Patients who received fentanyl buccal tablet had a consistently greater effect beginning at 10 minutes, as reflected in the proportion of episodes with a ≥2-point improvement in pain intensity (14-75%) compared with placebo (9–40%). Significant between-group differences in favor of fentanyl buccal tablet were sustained through 120 minutes post-treatment.
A consistently greater effect was observed in the proportion of breakthrough pain episodes with ≥33% or ≥50% improvement in pain intensity from baseline in the patients given fentanyl buccal tablet compared with placebo beginning at 10 minutes and continuing to 120 minutes.
Similar results were noted for the proportion of episodes with a pain relief score of ≥2 with fentanyl buccal tablet vs. placebo beginning at 15 minutes.
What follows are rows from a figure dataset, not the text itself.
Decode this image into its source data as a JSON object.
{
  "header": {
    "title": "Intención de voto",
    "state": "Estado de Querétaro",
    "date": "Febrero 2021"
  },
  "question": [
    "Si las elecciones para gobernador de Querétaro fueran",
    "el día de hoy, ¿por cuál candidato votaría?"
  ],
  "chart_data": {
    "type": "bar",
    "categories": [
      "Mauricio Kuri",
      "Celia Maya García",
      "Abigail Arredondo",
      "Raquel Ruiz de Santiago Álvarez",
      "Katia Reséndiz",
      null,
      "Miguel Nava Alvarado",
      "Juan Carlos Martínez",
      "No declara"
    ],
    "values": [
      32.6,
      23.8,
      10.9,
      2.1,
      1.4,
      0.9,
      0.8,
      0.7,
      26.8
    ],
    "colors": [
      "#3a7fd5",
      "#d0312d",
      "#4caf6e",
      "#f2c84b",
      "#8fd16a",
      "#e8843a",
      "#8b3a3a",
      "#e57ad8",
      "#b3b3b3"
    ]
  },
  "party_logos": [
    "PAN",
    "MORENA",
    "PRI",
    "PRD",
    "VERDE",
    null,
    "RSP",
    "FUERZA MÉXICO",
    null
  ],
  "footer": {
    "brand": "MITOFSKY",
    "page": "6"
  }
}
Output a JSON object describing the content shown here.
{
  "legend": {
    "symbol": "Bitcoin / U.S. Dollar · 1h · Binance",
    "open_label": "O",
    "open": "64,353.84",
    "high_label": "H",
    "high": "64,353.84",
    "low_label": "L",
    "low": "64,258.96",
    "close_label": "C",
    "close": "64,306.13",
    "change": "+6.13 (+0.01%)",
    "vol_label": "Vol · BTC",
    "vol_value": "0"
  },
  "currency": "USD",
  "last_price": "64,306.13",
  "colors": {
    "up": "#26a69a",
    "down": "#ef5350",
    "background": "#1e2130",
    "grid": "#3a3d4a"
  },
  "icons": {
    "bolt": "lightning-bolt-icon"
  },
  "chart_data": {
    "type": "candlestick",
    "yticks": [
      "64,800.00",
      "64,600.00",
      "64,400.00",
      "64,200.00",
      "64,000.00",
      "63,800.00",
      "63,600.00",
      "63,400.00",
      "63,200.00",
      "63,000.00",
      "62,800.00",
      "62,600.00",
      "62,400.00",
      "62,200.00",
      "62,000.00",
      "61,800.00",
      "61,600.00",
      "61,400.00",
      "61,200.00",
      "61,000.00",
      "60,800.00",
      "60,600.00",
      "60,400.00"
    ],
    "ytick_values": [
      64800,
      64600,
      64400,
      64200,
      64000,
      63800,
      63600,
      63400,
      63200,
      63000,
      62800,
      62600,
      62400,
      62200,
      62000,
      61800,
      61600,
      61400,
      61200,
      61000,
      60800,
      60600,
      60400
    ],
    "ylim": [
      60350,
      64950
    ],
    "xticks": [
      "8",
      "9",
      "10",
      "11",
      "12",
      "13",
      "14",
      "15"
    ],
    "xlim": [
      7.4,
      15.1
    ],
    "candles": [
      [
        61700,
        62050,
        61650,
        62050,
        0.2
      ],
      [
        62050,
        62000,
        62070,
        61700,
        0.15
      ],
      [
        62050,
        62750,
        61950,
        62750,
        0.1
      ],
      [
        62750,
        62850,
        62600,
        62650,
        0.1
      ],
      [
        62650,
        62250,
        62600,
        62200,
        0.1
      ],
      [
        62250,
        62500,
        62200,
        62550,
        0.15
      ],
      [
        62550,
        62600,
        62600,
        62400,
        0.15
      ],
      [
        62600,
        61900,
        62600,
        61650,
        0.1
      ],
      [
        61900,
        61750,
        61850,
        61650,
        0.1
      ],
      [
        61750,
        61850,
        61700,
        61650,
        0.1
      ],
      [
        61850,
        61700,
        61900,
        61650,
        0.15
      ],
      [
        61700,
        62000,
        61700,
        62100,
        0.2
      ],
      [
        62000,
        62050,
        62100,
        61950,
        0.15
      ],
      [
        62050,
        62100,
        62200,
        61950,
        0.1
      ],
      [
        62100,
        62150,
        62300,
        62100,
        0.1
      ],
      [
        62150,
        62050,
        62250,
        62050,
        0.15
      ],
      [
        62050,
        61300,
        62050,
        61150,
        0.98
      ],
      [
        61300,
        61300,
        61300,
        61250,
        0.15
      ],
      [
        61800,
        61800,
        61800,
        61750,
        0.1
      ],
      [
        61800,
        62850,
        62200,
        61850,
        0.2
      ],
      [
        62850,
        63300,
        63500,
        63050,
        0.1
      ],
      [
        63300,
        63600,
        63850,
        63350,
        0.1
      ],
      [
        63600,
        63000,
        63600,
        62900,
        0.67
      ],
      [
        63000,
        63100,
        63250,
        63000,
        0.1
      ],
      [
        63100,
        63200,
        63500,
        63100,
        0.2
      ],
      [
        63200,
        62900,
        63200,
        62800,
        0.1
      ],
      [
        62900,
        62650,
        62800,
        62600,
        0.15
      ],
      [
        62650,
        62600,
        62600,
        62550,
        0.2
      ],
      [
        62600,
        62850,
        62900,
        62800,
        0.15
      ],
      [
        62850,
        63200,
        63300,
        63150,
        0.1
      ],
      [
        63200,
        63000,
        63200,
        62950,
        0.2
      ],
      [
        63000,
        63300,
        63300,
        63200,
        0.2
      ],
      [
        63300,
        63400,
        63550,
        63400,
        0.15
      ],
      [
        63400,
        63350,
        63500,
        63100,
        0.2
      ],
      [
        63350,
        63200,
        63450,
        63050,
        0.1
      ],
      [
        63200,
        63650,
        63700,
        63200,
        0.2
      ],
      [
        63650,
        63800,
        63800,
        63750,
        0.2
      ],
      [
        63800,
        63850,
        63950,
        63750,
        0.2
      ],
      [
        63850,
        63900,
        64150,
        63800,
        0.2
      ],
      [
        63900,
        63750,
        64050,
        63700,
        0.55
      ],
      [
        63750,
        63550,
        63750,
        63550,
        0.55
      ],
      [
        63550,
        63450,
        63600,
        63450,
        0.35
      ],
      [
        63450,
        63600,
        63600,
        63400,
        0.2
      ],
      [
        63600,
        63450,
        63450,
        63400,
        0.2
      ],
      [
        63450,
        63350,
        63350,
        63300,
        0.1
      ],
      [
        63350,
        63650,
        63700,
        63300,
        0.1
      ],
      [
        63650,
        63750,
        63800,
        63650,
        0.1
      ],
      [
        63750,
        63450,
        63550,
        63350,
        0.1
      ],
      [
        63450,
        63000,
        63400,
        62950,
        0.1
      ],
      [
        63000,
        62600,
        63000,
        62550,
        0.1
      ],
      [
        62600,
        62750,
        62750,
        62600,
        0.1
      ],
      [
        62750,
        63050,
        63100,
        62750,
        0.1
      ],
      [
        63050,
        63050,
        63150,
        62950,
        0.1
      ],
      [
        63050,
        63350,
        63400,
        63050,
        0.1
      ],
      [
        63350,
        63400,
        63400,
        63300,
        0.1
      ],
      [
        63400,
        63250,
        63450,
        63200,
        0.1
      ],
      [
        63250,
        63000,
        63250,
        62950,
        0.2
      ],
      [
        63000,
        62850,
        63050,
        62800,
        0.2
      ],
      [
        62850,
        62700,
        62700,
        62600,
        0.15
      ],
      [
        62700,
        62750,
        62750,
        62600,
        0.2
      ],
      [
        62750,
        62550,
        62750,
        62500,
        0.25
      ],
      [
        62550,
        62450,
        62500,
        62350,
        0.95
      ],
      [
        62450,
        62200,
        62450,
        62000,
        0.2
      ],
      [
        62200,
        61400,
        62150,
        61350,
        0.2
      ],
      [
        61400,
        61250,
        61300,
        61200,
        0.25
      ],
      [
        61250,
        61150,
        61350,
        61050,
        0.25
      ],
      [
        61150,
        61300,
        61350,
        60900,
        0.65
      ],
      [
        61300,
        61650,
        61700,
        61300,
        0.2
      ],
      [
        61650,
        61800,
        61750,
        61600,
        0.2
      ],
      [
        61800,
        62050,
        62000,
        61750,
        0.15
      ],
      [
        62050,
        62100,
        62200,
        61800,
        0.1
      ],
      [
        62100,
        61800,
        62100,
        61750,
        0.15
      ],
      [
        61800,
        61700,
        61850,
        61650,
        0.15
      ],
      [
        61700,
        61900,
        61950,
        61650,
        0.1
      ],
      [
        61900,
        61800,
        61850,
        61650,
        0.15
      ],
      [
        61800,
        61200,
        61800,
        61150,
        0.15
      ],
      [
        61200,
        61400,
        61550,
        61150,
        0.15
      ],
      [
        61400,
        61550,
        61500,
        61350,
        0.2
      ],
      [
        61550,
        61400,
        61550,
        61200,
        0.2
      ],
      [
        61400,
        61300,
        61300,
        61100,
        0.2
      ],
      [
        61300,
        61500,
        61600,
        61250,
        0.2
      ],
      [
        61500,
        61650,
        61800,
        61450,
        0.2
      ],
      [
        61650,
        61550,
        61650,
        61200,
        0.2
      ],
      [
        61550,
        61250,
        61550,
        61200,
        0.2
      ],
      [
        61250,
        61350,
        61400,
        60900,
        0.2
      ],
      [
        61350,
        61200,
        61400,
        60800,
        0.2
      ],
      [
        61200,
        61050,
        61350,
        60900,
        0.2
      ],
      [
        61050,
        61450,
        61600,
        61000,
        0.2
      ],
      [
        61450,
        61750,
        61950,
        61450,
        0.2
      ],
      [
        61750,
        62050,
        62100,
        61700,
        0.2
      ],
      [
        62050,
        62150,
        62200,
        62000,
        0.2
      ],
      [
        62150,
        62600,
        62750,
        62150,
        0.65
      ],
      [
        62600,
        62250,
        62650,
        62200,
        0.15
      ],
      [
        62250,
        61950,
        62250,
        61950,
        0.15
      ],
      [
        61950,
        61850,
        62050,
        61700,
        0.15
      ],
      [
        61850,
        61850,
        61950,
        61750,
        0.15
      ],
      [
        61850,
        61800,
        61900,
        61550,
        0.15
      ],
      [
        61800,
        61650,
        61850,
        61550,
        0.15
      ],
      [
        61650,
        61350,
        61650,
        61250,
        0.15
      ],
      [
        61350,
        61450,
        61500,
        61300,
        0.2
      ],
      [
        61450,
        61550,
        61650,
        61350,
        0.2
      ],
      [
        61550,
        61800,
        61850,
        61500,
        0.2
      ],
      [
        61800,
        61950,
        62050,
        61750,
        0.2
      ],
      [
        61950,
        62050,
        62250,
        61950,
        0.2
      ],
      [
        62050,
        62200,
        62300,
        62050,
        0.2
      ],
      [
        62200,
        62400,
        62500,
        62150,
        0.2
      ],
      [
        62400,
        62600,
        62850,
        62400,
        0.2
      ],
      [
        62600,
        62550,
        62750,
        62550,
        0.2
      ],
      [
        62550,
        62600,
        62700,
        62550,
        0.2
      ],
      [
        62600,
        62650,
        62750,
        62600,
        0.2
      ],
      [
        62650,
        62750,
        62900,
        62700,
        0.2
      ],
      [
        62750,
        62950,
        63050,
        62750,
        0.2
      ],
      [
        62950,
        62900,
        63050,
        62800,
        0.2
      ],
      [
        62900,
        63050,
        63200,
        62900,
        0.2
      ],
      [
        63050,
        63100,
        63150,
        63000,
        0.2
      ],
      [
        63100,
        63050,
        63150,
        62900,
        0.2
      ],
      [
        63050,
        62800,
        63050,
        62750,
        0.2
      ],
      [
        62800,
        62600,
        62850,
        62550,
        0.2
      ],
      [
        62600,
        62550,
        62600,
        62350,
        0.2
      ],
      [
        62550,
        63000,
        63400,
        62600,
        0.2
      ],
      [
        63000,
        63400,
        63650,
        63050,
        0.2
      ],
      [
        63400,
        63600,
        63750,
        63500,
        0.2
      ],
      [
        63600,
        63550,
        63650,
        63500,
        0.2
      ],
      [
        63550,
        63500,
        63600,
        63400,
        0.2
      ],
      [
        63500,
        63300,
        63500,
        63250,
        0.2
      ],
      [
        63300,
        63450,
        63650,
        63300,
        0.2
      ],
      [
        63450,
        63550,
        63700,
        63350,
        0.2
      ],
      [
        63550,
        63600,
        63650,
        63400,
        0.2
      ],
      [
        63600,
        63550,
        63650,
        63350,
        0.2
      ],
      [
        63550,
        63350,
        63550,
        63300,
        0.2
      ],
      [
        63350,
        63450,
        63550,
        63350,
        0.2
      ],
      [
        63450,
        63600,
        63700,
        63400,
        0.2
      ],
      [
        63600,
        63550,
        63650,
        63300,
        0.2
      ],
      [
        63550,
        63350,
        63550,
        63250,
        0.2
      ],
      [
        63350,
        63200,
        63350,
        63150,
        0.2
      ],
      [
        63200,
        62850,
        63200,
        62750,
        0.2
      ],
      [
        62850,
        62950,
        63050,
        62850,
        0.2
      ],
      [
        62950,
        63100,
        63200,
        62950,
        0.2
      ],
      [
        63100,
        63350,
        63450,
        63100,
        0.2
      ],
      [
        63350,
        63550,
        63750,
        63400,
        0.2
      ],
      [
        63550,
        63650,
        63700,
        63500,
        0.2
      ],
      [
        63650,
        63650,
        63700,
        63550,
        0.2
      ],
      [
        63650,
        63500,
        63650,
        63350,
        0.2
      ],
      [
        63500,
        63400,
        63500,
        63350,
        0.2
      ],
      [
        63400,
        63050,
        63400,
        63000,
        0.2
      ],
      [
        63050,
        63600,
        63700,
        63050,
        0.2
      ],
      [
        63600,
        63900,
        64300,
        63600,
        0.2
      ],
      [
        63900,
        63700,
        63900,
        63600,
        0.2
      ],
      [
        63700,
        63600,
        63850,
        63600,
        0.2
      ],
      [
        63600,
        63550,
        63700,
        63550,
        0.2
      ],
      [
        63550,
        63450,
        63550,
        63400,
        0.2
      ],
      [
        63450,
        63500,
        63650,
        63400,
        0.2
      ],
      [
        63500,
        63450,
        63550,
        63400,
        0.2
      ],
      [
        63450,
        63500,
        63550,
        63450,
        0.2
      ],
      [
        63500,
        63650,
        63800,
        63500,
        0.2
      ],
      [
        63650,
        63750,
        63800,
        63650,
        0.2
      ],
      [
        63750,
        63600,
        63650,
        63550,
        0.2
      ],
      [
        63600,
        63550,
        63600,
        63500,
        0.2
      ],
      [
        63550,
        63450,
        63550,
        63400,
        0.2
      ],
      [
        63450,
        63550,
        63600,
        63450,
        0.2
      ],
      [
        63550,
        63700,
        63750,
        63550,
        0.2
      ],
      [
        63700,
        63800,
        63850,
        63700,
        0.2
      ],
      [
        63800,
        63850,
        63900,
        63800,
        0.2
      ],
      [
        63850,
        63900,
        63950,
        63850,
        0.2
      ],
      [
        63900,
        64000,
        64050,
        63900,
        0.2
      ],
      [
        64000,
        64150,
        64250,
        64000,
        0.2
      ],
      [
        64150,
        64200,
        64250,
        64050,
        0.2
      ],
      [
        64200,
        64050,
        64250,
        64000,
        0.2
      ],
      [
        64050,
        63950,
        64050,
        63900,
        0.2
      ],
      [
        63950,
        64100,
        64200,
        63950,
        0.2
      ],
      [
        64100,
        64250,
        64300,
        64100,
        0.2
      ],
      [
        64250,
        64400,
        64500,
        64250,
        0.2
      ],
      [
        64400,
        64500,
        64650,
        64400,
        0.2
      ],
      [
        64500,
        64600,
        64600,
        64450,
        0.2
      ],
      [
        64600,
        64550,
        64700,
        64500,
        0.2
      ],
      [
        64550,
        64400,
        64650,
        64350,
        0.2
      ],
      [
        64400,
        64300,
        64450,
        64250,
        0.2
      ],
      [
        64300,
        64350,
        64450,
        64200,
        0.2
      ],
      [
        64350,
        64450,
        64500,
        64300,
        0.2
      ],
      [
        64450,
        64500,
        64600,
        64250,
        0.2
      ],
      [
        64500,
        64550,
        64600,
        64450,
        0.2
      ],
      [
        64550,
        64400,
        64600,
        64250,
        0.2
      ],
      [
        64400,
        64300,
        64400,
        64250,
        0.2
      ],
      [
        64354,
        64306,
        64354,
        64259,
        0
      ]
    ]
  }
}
Between-group differences in favor of fentanyl buccal tablet were sustained through 120 minutes post-treatment, the investigators noted. In addition, evaluation of pain intensity and pain relief measures at 30 minutes after the start of breakthrough pain showed that the responses to fentanyl buccal tablets were approximately 2.5 to 3 times higher than those to placebo across all evaluations.
Fentanyl buccal tablet was generally well tolerated; the most frequently reported adverse events in study 1 and study 2, respectively, were nausea (13%, 19%), dizziness (13%, 13%), somnolence (10%, 9%), dysgeusia (3%, 8%), vomiting (5%, 6%), and dry mouth (2%, 5%). One accidental overdose occurred that was considered to be possibly related to treatment: a patient took four 600mcg fentanyl buccal tablets simultaneously without explanation and was revived with oxygen and admitted to the hospital; he recovered fully.